Double health whammy for Nepal
World Bank report says heart disease cases rising
KATHMANDU, FEB 10 -
Nepal is facing a health crisis with rising rates of heart disease, diabetes, obesity, and other non-communicable diseases (NCDs), which disproportionately affect poor families, with possible side effects of disability and premature death, and worsening poverty, a new report on health risk warns.
The new World Bank report—Capitalising on Demographic Transition: Tackling Non-communicable Diseases in South Asia—says heart disease in the region is now the leading cause of death among people aged 15-69, and that South Asians suffer their first heart attacks six years earlier than other groups worldwide. The report also cites that NCDs have already become the largest health burden in Nepal, accounting for 60 percent of lives lost due to ill health, disability, and early death. The burden of NCDs will proportionally rise in the future, in part, due to further aging of the population with 5.8 percent of the population expected to be over the age of 65 by 2025.
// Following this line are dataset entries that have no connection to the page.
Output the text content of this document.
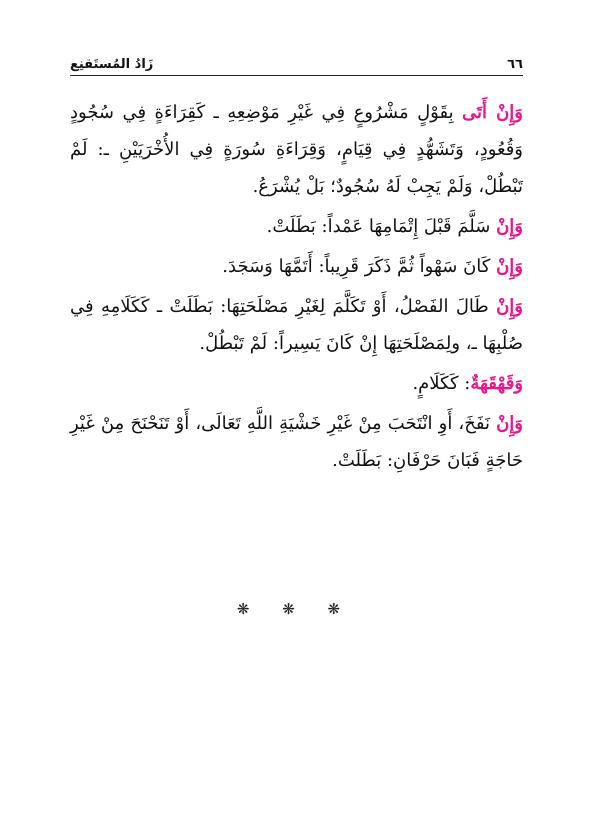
٦٦
زَادُ المُستَقنِع

وَإِنْ أَتَى بِقَوْلٍ مَشْرُوعٍ فِي غَيْرِ مَوْضِعِهِ ـ كَقِرَاءَةٍ فِي سُجُودٍ وَقُعُودٍ، وَتَشَهُّدٍ فِي قِيَامٍ، وَقِرَاءَةِ سُورَةٍ فِي الأُخْرَيَيْنِ ـ: لَمْ تَبْطُلْ، وَلَمْ يَجِبْ لَهُ سُجُودٌ؛ بَلْ يُشْرَعُ.

وَإِنْ سَلَّمَ قَبْلَ إِتْمَامِهَا عَمْداً: بَطَلَتْ.

وَإِنْ كَانَ سَهْواً ثُمَّ ذَكَرَ قَرِيباً: أَتَمَّهَا وَسَجَدَ.

وَإِنْ طَالَ الفَصْلُ، أَوْ تَكَلَّمَ لِغَيْرِ مَصْلَحَتِهَا: بَطَلَتْ ـ كَكَلَامِهِ فِي صُلْبِهَا ـ، ولِمَصْلَحَتِهَا إِنْ كَانَ يَسِيراً: لَمْ تَبْطُلْ.

وَقَهْقَهَةٌ: كَكَلَامٍ.

وَإِنْ نَفَخَ، أَوِ انْتَحَبَ مِنْ غَيْرِ خَشْيَةِ اللَّهِ تَعَالَى، أَوْ تَنَحْنَحَ مِنْ غَيْرِ حَاجَةٍ فَبَانَ حَرْفَانِ: بَطَلَتْ.

❋ ❋ ❋
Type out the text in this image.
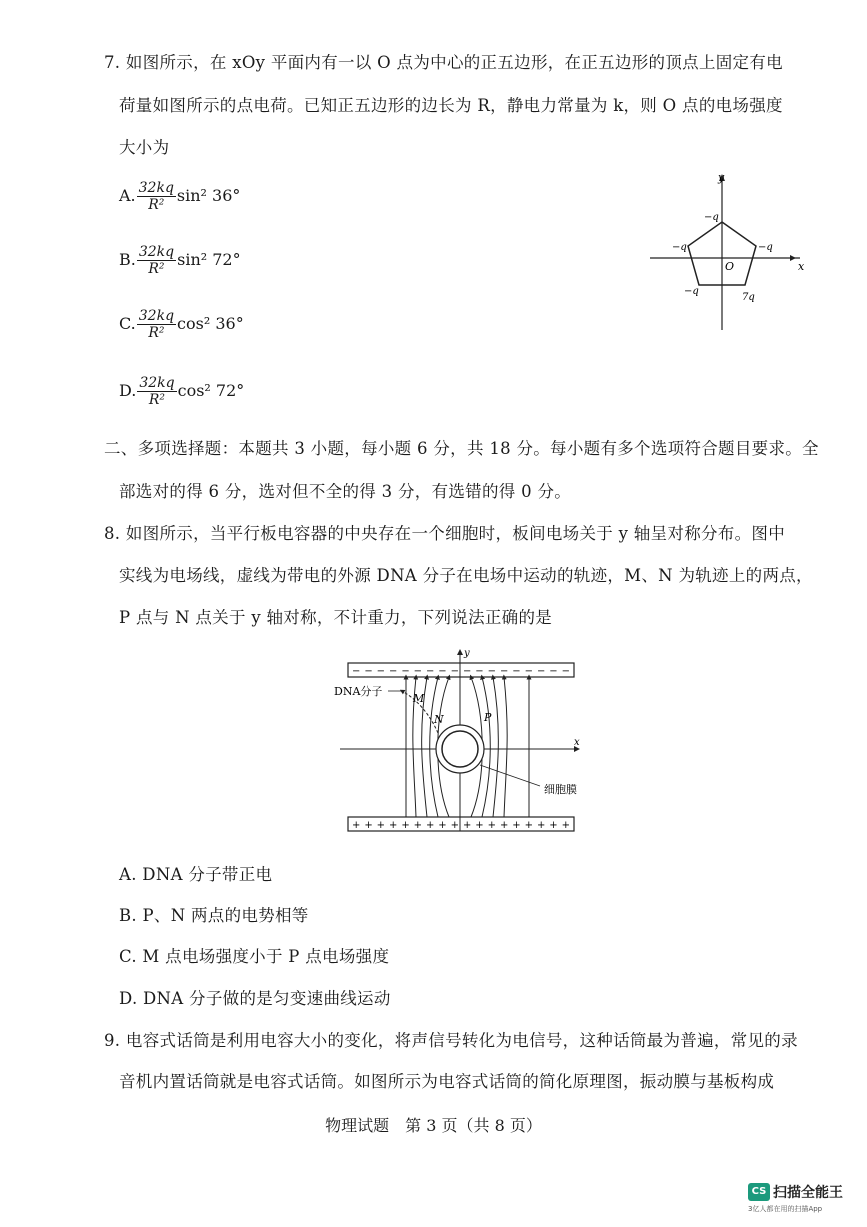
7. 如图所示，在 xOy 平面内有一以 O 点为中心的正五边形，在正五边形的顶点上固定有电
荷量如图所示的点电荷。已知正五边形的边长为 R，静电力常量为 k，则 O 点的电场强度
大小为
A. $\frac{32kq}{\text{R²}} \sin^2$ 36°
B. $\frac{32kq}{\text{R²}} \sin^2$ 72°
C. $\frac{32kq}{\text{R²}} \cos^2$ 36°
D. $\frac{32kq}{\text{R²}} \cos^2$ 72°
x
y
O
−q
−q	−q
−q
7q
二、多项选择题：本题共 3 小题，每小题 6 分，共 18 分。每小题有多个选项符合题目要求。全
部选对的得 6 分，选对但不全的得 3 分，有选错的得 0 分。
8. 如图所示，当平行板电容器的中央存在一个细胞时，板间电场关于 y 轴呈对称分布。图中
实线为电场线，虚线为带电的外源 DNA 分子在电场中运动的轨迹，M、N 为轨迹上的两点，
P 点与 N 点关于 y 轴对称，不计重力，下列说法正确的是
− − − − − − − − − − − − − − − − − −
+ + + + + + + + + + + + + + + + + +
x
y
细胞膜
DNA分子
M
N	P
A. DNA 分子带正电
B. P、N 两点的电势相等
C. M 点电场强度小于 P 点电场强度
D. DNA 分子做的是匀变速曲线运动
9. 电容式话筒是利用电容大小的变化，将声信号转化为电信号，这种话筒最为普遍，常见的录
音机内置话筒就是电容式话筒。如图所示为电容式话筒的简化原理图，振动膜与基板构成
物理试题　第 3 页（共 8 页）
CS 扫描全能王
3亿人都在用的扫描App
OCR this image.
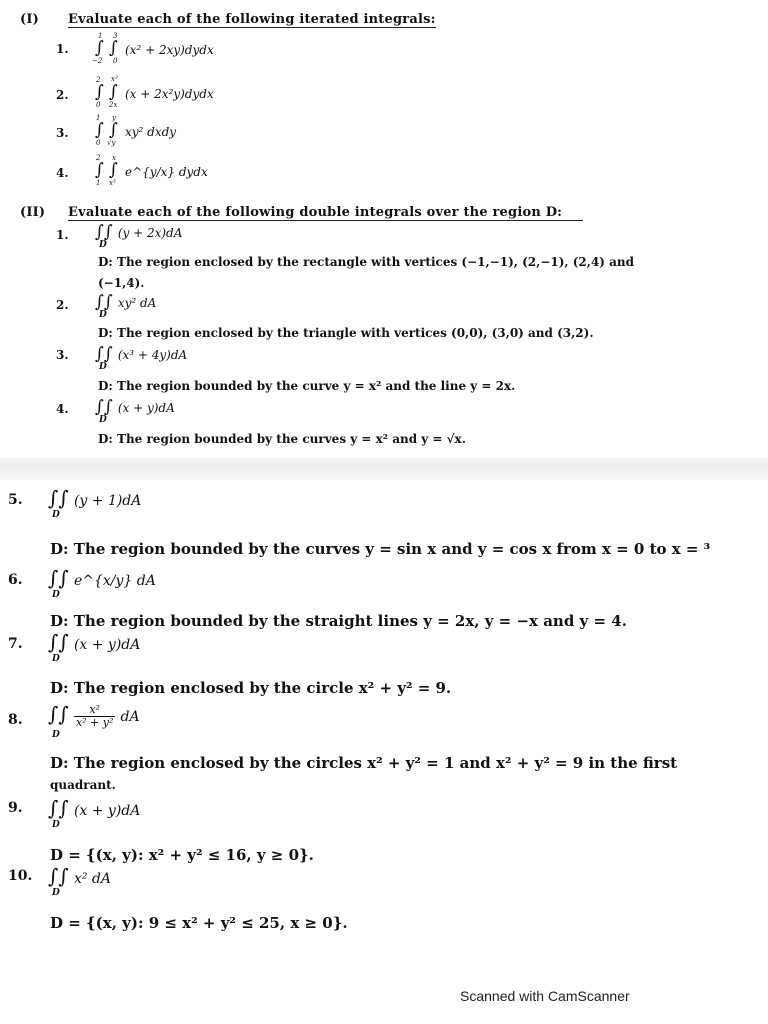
(I) Evaluate each of the following iterated integrals:
1.
1
−2
3
0
∫ ∫ (x² + 2xy)dydx
2.
2
0
x²
2x
∫ ∫ (x + 2x²y)dydx
3.
1
0
y
√y
∫ ∫ xy² dxdy
4.
2
1
x
x³
∫ ∫ e^{y/x} dydx
(II) Evaluate each of the following double integrals over the region D:
1. ∫∫ (y + 2x)dA
D
D: The region enclosed by the rectangle with vertices (−1,−1), (2,−1), (2,4) and
(−1,4).
2. ∫∫ xy² dA
D
D: The region enclosed by the triangle with vertices (0,0), (3,0) and (3,2).
3. ∫∫ (x³ + 4y)dA
D
D: The region bounded by the curve y = x² and the line y = 2x.
4. ∫∫ (x + y)dA
D
D: The region bounded by the curves y = x² and y = √x.
5. ∫∫ (y + 1)dA
D
D: The region bounded by the curves y = sin x and y = cos x from x = 0 to x = ³
6. ∫∫ e^{x/y} dA
D
D: The region bounded by the straight lines y = 2x, y = −x and y = 4.
7. ∫∫ (x + y)dA
D
D: The region enclosed by the circle x² + y² = 9.
8. ∫∫ $\frac{\text{x²}}{\text{x² + y²}}$ dA
D
D: The region enclosed by the circles x² + y² = 1 and x² + y² = 9 in the first
quadrant.
9. ∫∫ (x + y)dA
D
D = {(x, y): x² + y² ≤ 16, y ≥ 0}.
10. ∫∫ x² dA
D
D = {(x, y): 9 ≤ x² + y² ≤ 25, x ≥ 0}.
Scanned with CamScanner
Nepal is also susceptible to risk factors of NCDs including smoking and alcohol consumption. Tobacco use among women is the highest among South Asian countries at 28 percent while smoking prevalence among youth is among the highest at 13 percent for boys and 5 percent for girls. The prevalence of hazardous and harmful drinking is also high. “This unfair burden is especially harsh on poor people, who, after heart attacks, face lifelong major illnesses, have to pay for their medical care out of their savings or by selling their possessions, and then find themselves caught in a poverty trap where they neither can get better nor work,” says co-author Michael Engelgau, M.D., a World Bank Senior Public Health Specialist on secondment from the U.S. Centers for Disease Control and Prevention.
According to the report, with average life expectancy in Nepal now at 67 years and rising, people are getting older without better living conditions, healthier nutrition, rising incomes and access to good healthcare that benefited older people in developed countries in previous decades.
As a result, Nepalis are becoming more vulnerable to heart disease, cancer, diabetes and obesity, creating significant new pressures on health systems to treat and care for them.
The report encourages Nepal to adopt and carry out a number of country and regional approaches to reduce both unhealthy risk factors in its general population and control heart disease, diabetes, cancer, and other NCDs.
According to Consultant Cardiologist at Bir Hospital, Dr. Prakash Raj Regmi, NCDs have now been shifting from aged people to younger, from wealthy people to poor. Statistics show that 10 years ago, NCDs used to be a mere 20 percent of the whole disease spectrum, when communicable diseases used to exceed 80 percent. But now,
NCDs stand to be 49 percent, while communicable disease stand to be 51
percent.
“Figures show that NCDs have been increasing dramatically in the country. If preventive measures are not taken now, NCDs will become epidemic by 2020,” said Dr. Regmi. He added that the main cause of rapid increase in NCDs was unhealthy lifestyle. If NCDs are to be controlled, there needs to be reduction in risk factors like smoking, imbalanced diet, obesity and mental stress so as to curb NCDs by 90 percent.
Sound the alarm, another physician at Kathmandu Model College, Dr. Arpana Neupane said, “The government has to give high priority to contain NCDs by allocating budget and making special separate programmes if it wants to prevent the worst situation in future.”